潰瘍性大腸炎とクローン病は、食生活の欧米化が原因の一つと考えられています。高脂肪食は控え、ストレスの低い生活を心がけましょう。
愛宕おしり研究会でのアンケート調査で、たばこと痔ろうの関係が明らかになりました。痔ろう患者さんの50%以上が喫煙者です。また、喫煙はクローン病を悪化させます。
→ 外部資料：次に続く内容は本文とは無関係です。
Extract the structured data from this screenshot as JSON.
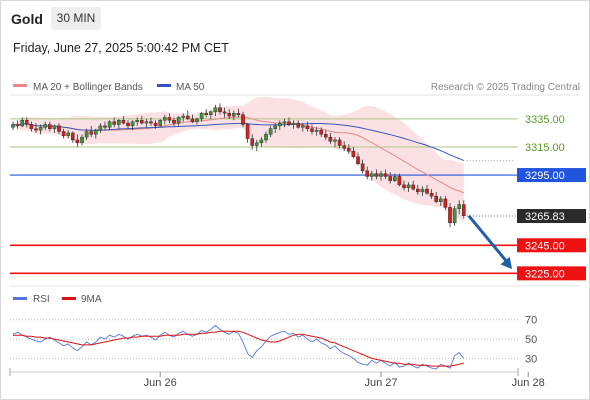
{
  "header": {
    "instrument": "Gold",
    "timeframe": "30 MIN",
    "timestamp": "Friday, June 27, 2025 5:00:42 PM CET"
  },
  "legend": {
    "bollinger": "MA 20 + Bollinger Bands",
    "ma50": "MA 50",
    "credit": "Research © 2025 Trading Central"
  },
  "rsi_legend": {
    "rsi": "RSI",
    "ma9": "9MA"
  },
  "colors": {
    "up": "#3a9a3a",
    "down": "#cc2222",
    "ma50": "#3355bb",
    "ma20": "#e88888",
    "bands": "#f8c8cc",
    "pivot": "#2255dd",
    "support": "#ee1111",
    "resistance": "#a8c880",
    "forecast": "#1f5fa8"
  },
  "chart_data": [
    {
      "type": "candlestick",
      "ylim": [
        3216,
        3352
      ],
      "resistance_levels": [
        {
          "value": 3335.0,
          "label": "3335.00"
        },
        {
          "value": 3315.0,
          "label": "3315.00"
        }
      ],
      "pivot": {
        "value": 3295.0,
        "label": "3295.00"
      },
      "last_price": {
        "value": 3265.83,
        "label": "3265.83"
      },
      "support_levels": [
        {
          "value": 3245.0,
          "label": "3245.00"
        },
        {
          "value": 3225.0,
          "label": "3225.00"
        }
      ],
      "forecast": {
        "from": 3266,
        "to": 3228
      },
      "x_ticks": [
        {
          "index": 32,
          "label": "Jun 26"
        },
        {
          "index": 80,
          "label": "Jun 27"
        },
        {
          "index": 112,
          "label": "Jun 28"
        }
      ],
      "candles": [
        [
          3329,
          3333,
          3327,
          3331
        ],
        [
          3331,
          3334,
          3328,
          3330
        ],
        [
          3330,
          3336,
          3329,
          3334
        ],
        [
          3334,
          3336,
          3329,
          3331
        ],
        [
          3331,
          3333,
          3326,
          3328
        ],
        [
          3328,
          3332,
          3325,
          3327
        ],
        [
          3327,
          3331,
          3324,
          3329
        ],
        [
          3329,
          3333,
          3327,
          3331
        ],
        [
          3331,
          3333,
          3326,
          3328
        ],
        [
          3328,
          3331,
          3325,
          3330
        ],
        [
          3330,
          3332,
          3324,
          3326
        ],
        [
          3326,
          3328,
          3321,
          3323
        ],
        [
          3323,
          3327,
          3321,
          3325
        ],
        [
          3325,
          3326,
          3318,
          3320
        ],
        [
          3320,
          3324,
          3315,
          3318
        ],
        [
          3318,
          3324,
          3316,
          3322
        ],
        [
          3322,
          3328,
          3320,
          3326
        ],
        [
          3326,
          3330,
          3322,
          3324
        ],
        [
          3324,
          3328,
          3321,
          3327
        ],
        [
          3327,
          3332,
          3325,
          3330
        ],
        [
          3330,
          3333,
          3327,
          3329
        ],
        [
          3329,
          3334,
          3327,
          3333
        ],
        [
          3333,
          3336,
          3329,
          3331
        ],
        [
          3331,
          3335,
          3328,
          3334
        ],
        [
          3334,
          3337,
          3331,
          3332
        ],
        [
          3332,
          3334,
          3328,
          3330
        ],
        [
          3330,
          3334,
          3327,
          3333
        ],
        [
          3333,
          3336,
          3330,
          3334
        ],
        [
          3334,
          3337,
          3331,
          3332
        ],
        [
          3332,
          3335,
          3329,
          3333
        ],
        [
          3333,
          3336,
          3330,
          3332
        ],
        [
          3332,
          3334,
          3328,
          3330
        ],
        [
          3330,
          3335,
          3329,
          3334
        ],
        [
          3334,
          3338,
          3331,
          3336
        ],
        [
          3336,
          3339,
          3332,
          3334
        ],
        [
          3334,
          3336,
          3330,
          3332
        ],
        [
          3332,
          3337,
          3330,
          3336
        ],
        [
          3336,
          3339,
          3333,
          3337
        ],
        [
          3337,
          3341,
          3334,
          3335
        ],
        [
          3335,
          3338,
          3332,
          3333
        ],
        [
          3333,
          3336,
          3331,
          3335
        ],
        [
          3335,
          3340,
          3333,
          3339
        ],
        [
          3339,
          3342,
          3336,
          3338
        ],
        [
          3338,
          3341,
          3335,
          3340
        ],
        [
          3340,
          3345,
          3337,
          3343
        ],
        [
          3343,
          3346,
          3338,
          3340
        ],
        [
          3340,
          3343,
          3336,
          3339
        ],
        [
          3339,
          3342,
          3335,
          3337
        ],
        [
          3337,
          3341,
          3334,
          3339
        ],
        [
          3339,
          3342,
          3336,
          3338
        ],
        [
          3338,
          3340,
          3329,
          3331
        ],
        [
          3331,
          3332,
          3318,
          3321
        ],
        [
          3321,
          3324,
          3313,
          3316
        ],
        [
          3316,
          3320,
          3312,
          3318
        ],
        [
          3318,
          3322,
          3315,
          3320
        ],
        [
          3320,
          3326,
          3318,
          3324
        ],
        [
          3324,
          3330,
          3322,
          3328
        ],
        [
          3328,
          3332,
          3325,
          3330
        ],
        [
          3330,
          3334,
          3327,
          3332
        ],
        [
          3332,
          3335,
          3329,
          3333
        ],
        [
          3333,
          3336,
          3330,
          3331
        ],
        [
          3331,
          3334,
          3328,
          3332
        ],
        [
          3332,
          3334,
          3328,
          3329
        ],
        [
          3329,
          3332,
          3326,
          3330
        ],
        [
          3330,
          3333,
          3326,
          3328
        ],
        [
          3328,
          3331,
          3324,
          3326
        ],
        [
          3326,
          3329,
          3323,
          3327
        ],
        [
          3327,
          3329,
          3322,
          3324
        ],
        [
          3324,
          3327,
          3320,
          3322
        ],
        [
          3322,
          3325,
          3317,
          3319
        ],
        [
          3319,
          3322,
          3315,
          3320
        ],
        [
          3320,
          3322,
          3314,
          3316
        ],
        [
          3316,
          3319,
          3312,
          3314
        ],
        [
          3314,
          3317,
          3310,
          3312
        ],
        [
          3312,
          3315,
          3307,
          3308
        ],
        [
          3308,
          3311,
          3302,
          3303
        ],
        [
          3303,
          3306,
          3296,
          3298
        ],
        [
          3298,
          3301,
          3292,
          3294
        ],
        [
          3294,
          3298,
          3291,
          3296
        ],
        [
          3296,
          3299,
          3292,
          3294
        ],
        [
          3294,
          3298,
          3291,
          3296
        ],
        [
          3296,
          3299,
          3292,
          3294
        ],
        [
          3294,
          3297,
          3289,
          3291
        ],
        [
          3291,
          3296,
          3290,
          3294
        ],
        [
          3294,
          3296,
          3287,
          3288
        ],
        [
          3288,
          3291,
          3284,
          3286
        ],
        [
          3286,
          3290,
          3283,
          3288
        ],
        [
          3288,
          3291,
          3284,
          3285
        ],
        [
          3285,
          3288,
          3281,
          3283
        ],
        [
          3283,
          3287,
          3280,
          3285
        ],
        [
          3285,
          3288,
          3281,
          3282
        ],
        [
          3282,
          3285,
          3278,
          3280
        ],
        [
          3280,
          3283,
          3275,
          3276
        ],
        [
          3276,
          3280,
          3273,
          3278
        ],
        [
          3278,
          3280,
          3270,
          3272
        ],
        [
          3272,
          3275,
          3258,
          3261
        ],
        [
          3261,
          3273,
          3259,
          3271
        ],
        [
          3271,
          3277,
          3267,
          3274
        ],
        [
          3274,
          3277,
          3264,
          3266
        ]
      ]
    },
    {
      "type": "line",
      "title": "RSI",
      "ylim": [
        18,
        78
      ],
      "levels": [
        {
          "value": 70,
          "label": "70"
        },
        {
          "value": 50,
          "label": "50"
        },
        {
          "value": 30,
          "label": "30"
        }
      ],
      "series": [
        {
          "name": "RSI",
          "values": [
            55,
            57,
            54,
            52,
            50,
            48,
            47,
            50,
            52,
            49,
            46,
            43,
            45,
            41,
            38,
            42,
            47,
            44,
            47,
            52,
            50,
            54,
            52,
            55,
            53,
            50,
            53,
            55,
            53,
            54,
            52,
            49,
            54,
            57,
            54,
            52,
            56,
            58,
            55,
            53,
            55,
            59,
            57,
            60,
            64,
            60,
            57,
            55,
            58,
            56,
            47,
            35,
            31,
            38,
            42,
            48,
            53,
            55,
            57,
            58,
            55,
            56,
            52,
            54,
            50,
            47,
            50,
            46,
            44,
            40,
            43,
            38,
            35,
            33,
            30,
            26,
            24,
            23,
            28,
            25,
            28,
            25,
            22,
            26,
            21,
            22,
            25,
            22,
            20,
            24,
            22,
            20,
            19,
            24,
            22,
            20,
            33,
            36,
            30
          ]
        },
        {
          "name": "9MA",
          "values": [
            54,
            54,
            54,
            53,
            53,
            52,
            52,
            51,
            51,
            50,
            49,
            48,
            47,
            46,
            45,
            44,
            44,
            44,
            45,
            46,
            47,
            48,
            49,
            50,
            51,
            51,
            52,
            52,
            53,
            53,
            53,
            53,
            53,
            54,
            54,
            54,
            54,
            55,
            55,
            55,
            55,
            56,
            56,
            57,
            57,
            58,
            58,
            58,
            58,
            58,
            57,
            55,
            53,
            51,
            49,
            48,
            47,
            47,
            48,
            50,
            52,
            54,
            55,
            55,
            54,
            53,
            52,
            51,
            49,
            47,
            46,
            44,
            42,
            40,
            38,
            36,
            34,
            32,
            30,
            29,
            28,
            27,
            26,
            25,
            25,
            24,
            24,
            24,
            23,
            23,
            23,
            22,
            22,
            22,
            22,
            22,
            23,
            24,
            25
          ]
        }
      ]
    }
  ]
}
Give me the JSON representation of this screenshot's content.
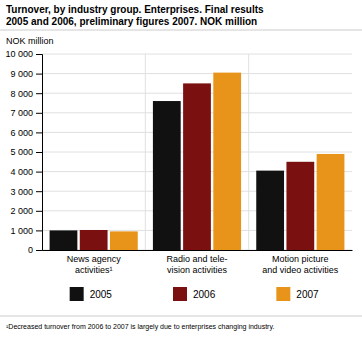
{
  "chart_data": {
    "type": "bar",
    "title": "Turnover, by industry group. Enterprises. Final results\n2005 and 2006, preliminary figures 2007. NOK million",
    "ylabel": "NOK million",
    "footnote": "¹Decreased turnover from 2006 to 2007 is largely due to enterprises changing industry.",
    "categories": [
      "News agency\nactivities¹",
      "Radio and tele-\nvision activities",
      "Motion picture\nand video activities"
    ],
    "series": [
      {
        "name": "2005",
        "color": "#111111",
        "values": [
          1000,
          7600,
          4050
        ]
      },
      {
        "name": "2006",
        "color": "#7B1010",
        "values": [
          1020,
          8500,
          4500
        ]
      },
      {
        "name": "2007",
        "color": "#E8941A",
        "values": [
          950,
          9050,
          4900
        ]
      }
    ],
    "ylim": [
      0,
      10000
    ],
    "yticks": [
      0,
      {
        "value": 1000,
        "label": "1 000"
      },
      {
        "value": 2000,
        "label": "2 000"
      },
      {
        "value": 3000,
        "label": "3 000"
      },
      {
        "value": 4000,
        "label": "4 000"
      },
      {
        "value": 5000,
        "label": "5 000"
      },
      {
        "value": 6000,
        "label": "6 000"
      },
      {
        "value": 7000,
        "label": "7 000"
      },
      {
        "value": 8000,
        "label": "8 000"
      },
      {
        "value": 9000,
        "label": "9 000"
      },
      {
        "value": 10000,
        "label": "10 000"
      }
    ],
    "grid": true,
    "legend": "bottom"
  }
}
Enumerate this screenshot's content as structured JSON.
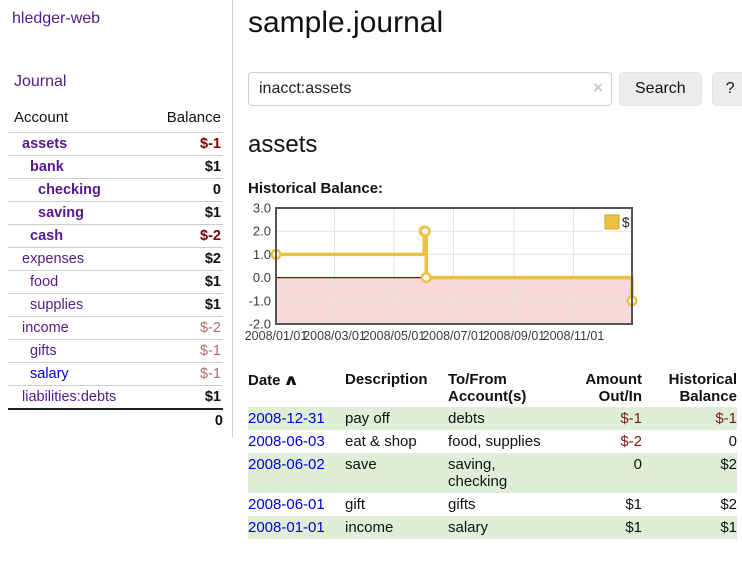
{
  "palette": {
    "link_purple": "#551a8b",
    "link_blue": "#0000dd",
    "negative_strong": "#7f0000",
    "negative_soft": "#b36a6a",
    "table_negative": "#7f1a1a",
    "row_stripe_green": "#dfeed6",
    "series_gold": "#EDC240",
    "chart_negative_fill": "#f8d9d9",
    "zero_line": "#8b0000",
    "grid_line": "#e4e4e4",
    "plot_border": "#545454",
    "clear_icon_color": "#cfc2e2"
  },
  "sidebar": {
    "app_title": "hledger-web",
    "journal_label": "Journal",
    "accounts_table": {
      "headers": {
        "account": "Account",
        "balance": "Balance"
      },
      "rows": [
        {
          "name": "assets",
          "depth": 1,
          "bold": true,
          "balance": "$-1",
          "negative": true,
          "link_color": "purple"
        },
        {
          "name": "bank",
          "depth": 2,
          "bold": true,
          "balance": "$1",
          "negative": false,
          "link_color": "purple"
        },
        {
          "name": "checking",
          "depth": 3,
          "bold": true,
          "balance": "0",
          "negative": false,
          "link_color": "purple"
        },
        {
          "name": "saving",
          "depth": 3,
          "bold": true,
          "balance": "$1",
          "negative": false,
          "link_color": "purple"
        },
        {
          "name": "cash",
          "depth": 2,
          "bold": true,
          "balance": "$-2",
          "negative": true,
          "link_color": "purple"
        },
        {
          "name": "expenses",
          "depth": 1,
          "bold": false,
          "balance": "$2",
          "negative": false,
          "link_color": "purple"
        },
        {
          "name": "food",
          "depth": 2,
          "bold": false,
          "balance": "$1",
          "negative": false,
          "link_color": "purple"
        },
        {
          "name": "supplies",
          "depth": 2,
          "bold": false,
          "balance": "$1",
          "negative": false,
          "link_color": "purple"
        },
        {
          "name": "income",
          "depth": 1,
          "bold": false,
          "balance": "$-2",
          "negative": true,
          "link_color": "purple"
        },
        {
          "name": "gifts",
          "depth": 2,
          "bold": false,
          "balance": "$-1",
          "negative": true,
          "link_color": "purple"
        },
        {
          "name": "salary",
          "depth": 2,
          "bold": false,
          "balance": "$-1",
          "negative": true,
          "link_color": "blue"
        },
        {
          "name": "liabilities:debts",
          "depth": 1,
          "bold": false,
          "balance": "$1",
          "negative": false,
          "link_color": "purple"
        }
      ],
      "total": "0"
    }
  },
  "header": {
    "title": "sample.journal"
  },
  "search": {
    "value": "inacct:assets",
    "clear_icon": "×",
    "button_label": "Search",
    "help_label": "?"
  },
  "account_page": {
    "title": "assets",
    "chart_label": "Historical Balance:"
  },
  "chart_data": {
    "type": "line",
    "step": true,
    "title": "Historical Balance",
    "series": [
      {
        "name": "$",
        "color": "#EDC240",
        "points": [
          {
            "date": "2008-01-01",
            "value": 1
          },
          {
            "date": "2008-06-01",
            "value": 2
          },
          {
            "date": "2008-06-02",
            "value": 2
          },
          {
            "date": "2008-06-03",
            "value": 0
          },
          {
            "date": "2008-12-31",
            "value": -1
          }
        ]
      }
    ],
    "ylim": [
      -2,
      3
    ],
    "y_ticks": [
      "3.0",
      "2.0",
      "1.0",
      "0.0",
      "-1.0",
      "-2.0"
    ],
    "y_tick_values": [
      3,
      2,
      1,
      0,
      -1,
      -2
    ],
    "x_ticks": [
      "2008/01/01",
      "2008/03/01",
      "2008/05/01",
      "2008/07/01",
      "2008/09/01",
      "2008/11/01"
    ],
    "x_range": [
      "2008-01-01",
      "2008-12-31"
    ],
    "grid": true,
    "negative_region_shaded": true,
    "legend": {
      "position": "top-right",
      "label": "$",
      "swatch_color": "#EDC240"
    }
  },
  "register_table": {
    "headers": {
      "date": "Date",
      "sort_indicator": "∧",
      "description": "Description",
      "tofrom": "To/From\nAccount(s)",
      "amount": "Amount\nOut/In",
      "balance": "Historical\nBalance"
    },
    "rows": [
      {
        "date": "2008-12-31",
        "description": "pay off",
        "accounts": "debts",
        "amount": "$-1",
        "amount_negative": true,
        "balance": "$-1",
        "balance_negative": true,
        "shaded": true
      },
      {
        "date": "2008-06-03",
        "description": "eat & shop",
        "accounts": "food, supplies",
        "amount": "$-2",
        "amount_negative": true,
        "balance": "0",
        "balance_negative": false,
        "shaded": false
      },
      {
        "date": "2008-06-02",
        "description": "save",
        "accounts": "saving,\nchecking",
        "amount": "0",
        "amount_negative": false,
        "balance": "$2",
        "balance_negative": false,
        "shaded": true
      },
      {
        "date": "2008-06-01",
        "description": "gift",
        "accounts": "gifts",
        "amount": "$1",
        "amount_negative": false,
        "balance": "$2",
        "balance_negative": false,
        "shaded": false
      },
      {
        "date": "2008-01-01",
        "description": "income",
        "accounts": "salary",
        "amount": "$1",
        "amount_negative": false,
        "balance": "$1",
        "balance_negative": false,
        "shaded": true
      }
    ]
  }
}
日本人はがまん強く、恥じらいの文化をもつ民族です。欧米と比べ、受診時は状態が進行していて手術になる確率が高い特徴があります。早めの受診は手術率を低下させます。おしりに異変を感じた時は受診しましょう。
まずは、軟膏や内服薬で治療を始めましょう。
内痔核、血栓性外痔核、裂肛などに対して、軟膏治療は効果的です。また、血のめぐりやキズの治りをよくする飲み薬も効果的です。痔ろうや肛門周囲膿瘍に対しては、化膿止めや痛み止めの飲み薬が効果的です。
便秘、下痢の方には整腸剤を処方いたします。
潰瘍性大腸炎とクローン病には、内服薬・坐剤・皮下注射剤・点滴製剤など多くの治療法がありますが、いまだ確立された治療方法はありません。しかしながら、近年開発された生物学的製剤により、劇的な効果が得られています。